Die Bundesregierung vereinbart auf europäischer Ebene einen Pakt für mehr Beschäftigung und Wirtschaftswachstum, ohne Informationen über deren konkreten Inhalt zu haben. Auf schriftliche Nachfrage der SPD muss sie jetzt einräumen, dass sie über keine Informationen über die Maßnahmen zur Reduzierung der Jugendarbeitslosigkeit verfügt. Es gibt keinen Plan, wie viele Mittel dafür eingesetzt werden und aus welchen Haushaltstiteln diese kommen sollen.
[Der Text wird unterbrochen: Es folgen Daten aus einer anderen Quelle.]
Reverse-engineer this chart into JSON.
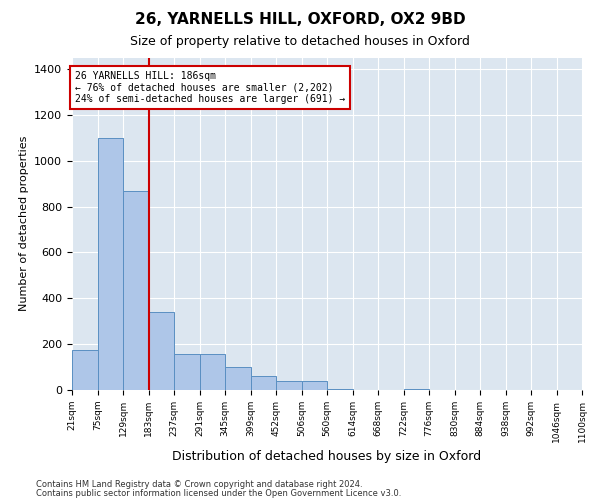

Das Ganze entpuppt sich bislang als bloße Absichtserklärung.

 

Die Bundesregierung verlässt sich auf den Vorschlag der Kommission, dass im bestehenden Berichtswesen auf europäischer Ebene die Mitgliedsstaaten ihre Anstrengungen mitteilen. Eine konstruktive und progressive Politik zur Bekämpfung der Jugendarbeitslosigkeit sieht anders aus.

 

Dabei ist die Reduzierung der Jugendarbeitslosigkeit, die in den südeuropäischen Mitgliedstaaten astronomische Ausmaße erreicht hat, eine zentrale Herausforderung der kommenden Jahre. Es besteht die Gefahr, dass eine ganze Generation der europäischen Idee verloren geht.